Monsieur le président, madame la ministre d'État, mes chers collègues, pour la première fois, le budget de la justice franchit la barre des 7 milliards d'euros : 7,128 milliards exactement, soit une hausse de 4,15 %, qui s'inscrit dans une progression continue depuis 2007 et même depuis 2002.
C'est un effort d'autant plus remarquable que le contexte financier est particulièrement contraint et que le budget de la justice a longtemps été le parent pauvre de nos finances. Il est aujourd'hui le seul budget, avec celui de l'enseignement supérieur, à marquer une telle évolution. Il n'est pas superflu de le rappeler et de saluer votre volonté, madame la ministre d'État, de replacer la justice au rang des priorités de notre pays.

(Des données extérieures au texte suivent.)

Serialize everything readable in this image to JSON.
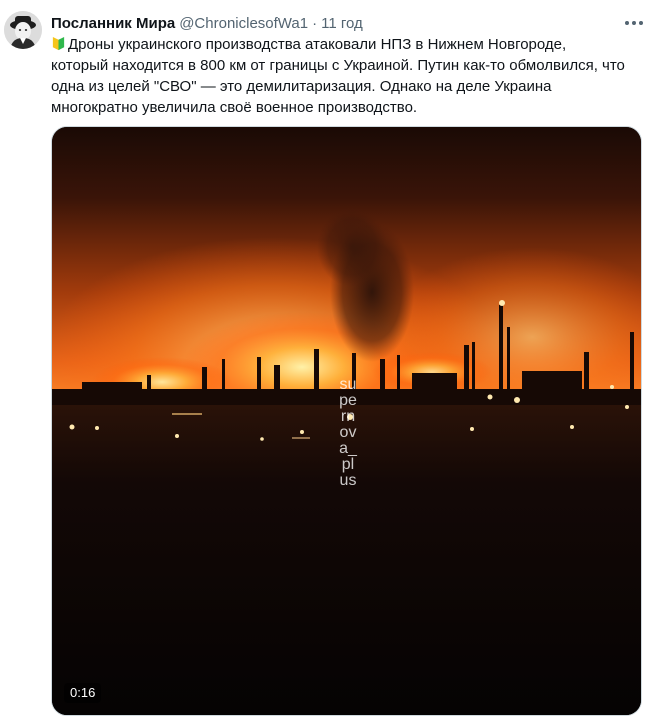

Indéniablement, ce budget tend à combler le retard que nous avons accumulé – car notre pays n'occupe pas, tant s'en faut, la première place en la matière parmi les pays européens, même si nous savons tous que l'efficacité de la justice ne dépend pas exclusivement de ses moyens financiers. En réalité, nous sommes face à une croissance continue des besoins.

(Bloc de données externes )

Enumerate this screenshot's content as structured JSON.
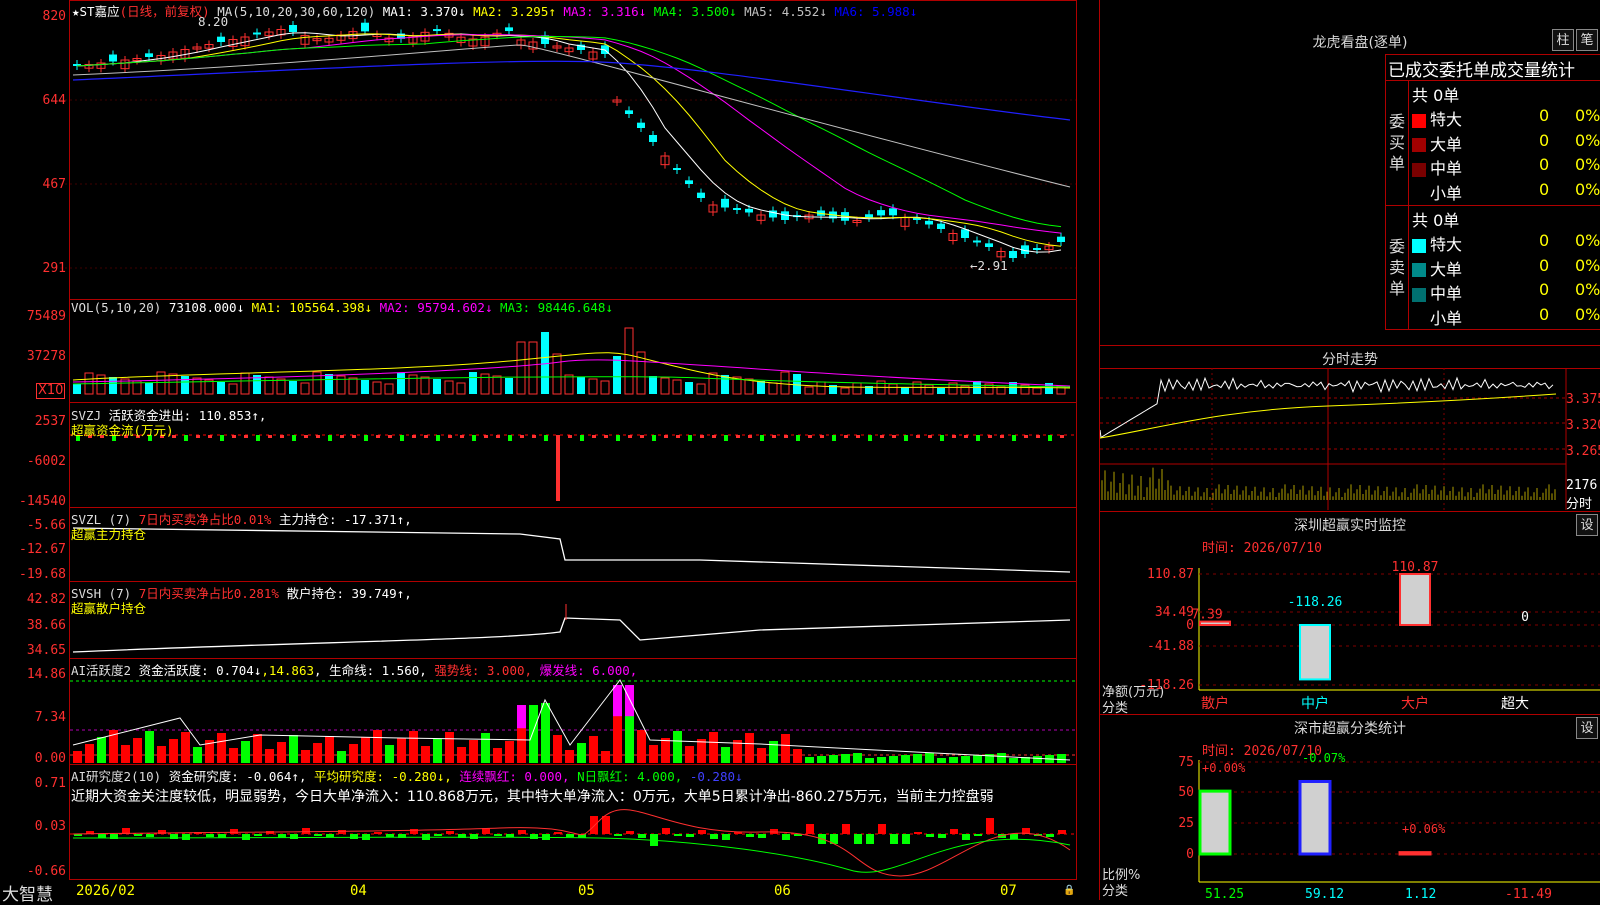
{
  "kline": {
    "name": "ST嘉应",
    "mode": "(日线，前复权)",
    "ma_label": "MA(5,10,20,30,60,120)",
    "ma1": "MA1: 3.370↓",
    "ma2": "MA2: 3.295↑",
    "ma3": "MA3: 3.316↓",
    "ma4": "MA4: 3.500↓",
    "ma5": "MA5: 4.552↓",
    "ma6": "MA6: 5.988↓",
    "yticks": [
      "820",
      "644",
      "467",
      "291"
    ],
    "high_note": "8.20",
    "low_note": "←2.91"
  },
  "vol": {
    "label": "VOL(5,10,20)",
    "v": "73108.000↓",
    "ma1": "MA1: 105564.398↓",
    "ma2": "MA2: 95794.602↓",
    "ma3": "MA3: 98446.648↓",
    "yticks": [
      "75489",
      "37278"
    ],
    "x10": "X10"
  },
  "svzj": {
    "label": "SVZJ",
    "text": "活跃资金进出: 110.853↑,",
    "sub": "超赢资金流(万元)",
    "yticks": [
      "2537",
      "-6002",
      "-14540"
    ]
  },
  "svzl": {
    "label": "SVZL (7)",
    "ratio": "7日内买卖净占比0.01%",
    "hold": "主力持仓: -17.371↑,",
    "sub": "超赢主力持仓",
    "yticks": [
      "-5.66",
      "-12.67",
      "-19.68"
    ]
  },
  "svsh": {
    "label": "SVSH (7)",
    "ratio": "7日内买卖净占比0.281%",
    "hold": "散户持仓: 39.749↑,",
    "sub": "超赢散户持仓",
    "yticks": [
      "42.82",
      "38.66",
      "34.65"
    ]
  },
  "ai1": {
    "label": "AI活跃度2",
    "act": "资金活跃度: 0.704↓",
    "v2": "14.863",
    "life": "生命线: 1.560",
    "strong": "强势线: 3.000",
    "burst": "爆发线: 6.000",
    "yticks": [
      "14.86",
      "7.34",
      "0.00"
    ]
  },
  "ai2": {
    "label": "AI研究度2(10)",
    "res": "资金研究度: -0.064↑",
    "avg": "平均研究度: -0.280↓",
    "red": "连续飘红: 0.000",
    "nred": "N日飘红: 4.000",
    "val": "-0.280↓",
    "comment": "近期大资金关注度较低，明显弱势，今日大单净流入：110.868万元，其中特大单净流入：0万元，大单5日累计净出-860.275万元，当前主力控盘弱",
    "yticks": [
      "0.71",
      "0.03",
      "-0.66"
    ]
  },
  "xaxis": {
    "brand": "大智慧",
    "dates": [
      "2026/02",
      "04",
      "05",
      "06",
      "07"
    ]
  },
  "right": {
    "lhb": {
      "title": "龙虎看盘(逐单)",
      "btn1": "柱",
      "btn2": "笔",
      "header": "已成交委托单成交量统计",
      "buy_label": "委买单",
      "sell_label": "委卖单",
      "buy_total": "共 0单",
      "sell_total": "共 0单",
      "rows_buy": [
        {
          "name": "特大",
          "n": "0",
          "p": "0%",
          "color": "#ff0000"
        },
        {
          "name": "大单",
          "n": "0",
          "p": "0%",
          "color": "#a00000"
        },
        {
          "name": "中单",
          "n": "0",
          "p": "0%",
          "color": "#7a0000"
        },
        {
          "name": "小单",
          "n": "0",
          "p": "0%",
          "color": "#000000"
        }
      ],
      "rows_sell": [
        {
          "name": "特大",
          "n": "0",
          "p": "0%",
          "color": "#00ffff"
        },
        {
          "name": "大单",
          "n": "0",
          "p": "0%",
          "color": "#008a8a"
        },
        {
          "name": "中单",
          "n": "0",
          "p": "0%",
          "color": "#007070"
        },
        {
          "name": "小单",
          "n": "0",
          "p": "0%",
          "color": "#000000"
        }
      ]
    },
    "fenshi": {
      "title": "分时走势",
      "p1": "3.375",
      "p2": "3.320",
      "p3": "3.265",
      "vol": "2176",
      "unit": "分时"
    },
    "monitor": {
      "title": "深圳超赢实时监控",
      "btn": "设",
      "time": "时间: 2026/07/10",
      "yticks": [
        "110.87",
        "34.49",
        "0",
        "-41.88",
        "-118.26"
      ],
      "ylabel": "净额(万元)",
      "xlabel": "分类",
      "cats": [
        "散户",
        "中户",
        "大户",
        "超大"
      ],
      "values": [
        "7.39",
        "-118.26",
        "110.87",
        "0"
      ]
    },
    "classify": {
      "title": "深市超赢分类统计",
      "btn": "设",
      "time": "时间: 2026/07/10",
      "yticks": [
        "75",
        "50",
        "25",
        "0"
      ],
      "ylabel": "比例%",
      "xlabel": "分类",
      "cats": [
        "散户",
        "中户",
        "大户",
        "超大"
      ],
      "values": [
        "51.25",
        "59.12",
        "1.12",
        "-11.49"
      ],
      "changes": [
        "+0.00%",
        "-0.07%",
        "+0.06%"
      ]
    }
  },
  "chart_data": [
    {
      "type": "line",
      "title": "ST嘉应 日K (MA)",
      "series": [
        {
          "name": "MA1",
          "values": [
            7.05,
            7.2,
            7.6,
            7.9,
            8.0,
            7.6,
            7.5,
            7.6,
            7.8,
            7.8,
            7.8,
            7.75,
            7.7,
            6.0,
            4.8,
            3.8,
            3.6,
            3.5,
            3.5,
            3.55,
            3.3,
            3.0,
            3.37
          ]
        },
        {
          "name": "MA6",
          "values": [
            6.9,
            6.95,
            7.0,
            7.05,
            7.1,
            7.15,
            7.2,
            7.25,
            7.3,
            7.35,
            7.3,
            7.2,
            7.1,
            7.0,
            6.9,
            6.8,
            6.7,
            6.6,
            6.5,
            6.4,
            6.3,
            6.15,
            5.99
          ]
        }
      ]
    },
    {
      "type": "bar",
      "title": "深圳超赢实时监控",
      "categories": [
        "散户",
        "中户",
        "大户",
        "超大"
      ],
      "values": [
        7.39,
        -118.26,
        110.87,
        0
      ]
    },
    {
      "type": "bar",
      "title": "深市超赢分类统计",
      "categories": [
        "散户",
        "中户",
        "大户",
        "超大"
      ],
      "values": [
        51.25,
        59.12,
        1.12,
        -11.49
      ]
    }
  ]
}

Vous l'avez dit, madame la ministre d'État, il s'agit de traduire, dans ce budget, les engagements législatifs et gouvernementaux. Je pense à la loi pénitentiaire, à la nouvelle carte judiciaire, à la réforme de la garde à vue et, plus généralement, de la procédure pénale.
Un effort notable a été fait en direction de l'administration pénitentiaire, répondant en cela à une nouvelle approche de la peine, ce qui ne peut que favoriser une meilleure exécution des peines et une meilleure prévention de la récidive.
Je salue également la volonté de renforcer l'efficacité des juridictions par la mise en place de technologies nouvelles, par la construction de nouveaux palais de justice et par l'augmentation du nombre de greffiers. Nos juridictions en avaient bien besoin.
Concernant le programme « Accès au droit et à la justice », je ne peux que louer l'augmentation des crédits, notamment ceux alloués à l'aide juridictionnelle, destinée aux justiciables aux revenus modestes.
Mais ce budget intègre aussi la future réforme de la garde à vue, et l'on sait déjà que celle-ci entraînera des coûts supplémentaires, notamment pour la rémunération des avocats commis d'office.
D'ores et déjà, 357 millions d'euros sont prévus pour mieux accompagner les justiciables, soit une augmentation de 12,3 % du programme « Accès au droit et à la justice ». Sur ce montant, 80 millions concernent la garde à vue, contre 15 millions aujourd'hui.
Malgré tout, et comme vous le savez, il existe d'importantes inquiétudes dans les barreaux.
Il semble que les 15 millions d'euros actuels permettent d'indemniser un peu plus de 145 000 missions effectives, sur un total d'environ 800 000 gardes à vue.
Les 80 millions d'euros annoncés permettraient d'indemniser, selon certains calculs, près de 400 000 missions, étant entendu que la comparaison doit porter sur les montants hors taxe, puisque le taux de la TVA sur les prestations assurées au titre de l'aide juridictionnelle est porté de 5,5 % à 19,6 %.
Il s'agit donc bien d'un effort substantiel, mais il convient néanmoins d'apporter des réponses concrètes aux craintes exprimées par les barreaux, car ceux-ci seront l'outil essentiel d'une bonne application de la réforme de la garde à vue, de nature à rendre celle-ci conforme à la décision du Conseil constitutionnel et à celle, plus récente, de la Cour de cassation. Vous avez d'ailleurs annoncé la création d'un comité de suivi, ce qui est une excellente chose.
Cela étant, les sommes allouées pour chaque mission devraient être plus élevées. Le Gouvernement a annoncé qu'une partie des crédits serait gérée par chaque barreau signataire d'un protocole local. C'est incontestablement un engagement. Je me permets cependant de rappeler que la Convention européenne des droits de l'homme et la Charte des droits fondamentaux de l'Union européenne obligent l'État à garantir à tout justiciable, quels que soient ses moyens, un véritable accès à la justice. C'est donc un domaine qui relève clairement de la responsabilité de l'État.
Il s'agit aussi, accessoirement, de la reconnaissance effective du travail fourni pour assurer la défense des plus démunis.
De tout cela dépend la crédibilité de la réforme de la procédure pénale, conçue comme respectant le principe de l'égalité des armes entre les parties au procès pénal.
À l'issue de ces explications rapides, je vous indique que mon vote sera favorable et je vous remercie, madame la ministre d'État, de bien vouloir apporter quelques précisions en réponse aux questions que posent le financement de la réforme de la garde à vue et des autres réformes annoncées.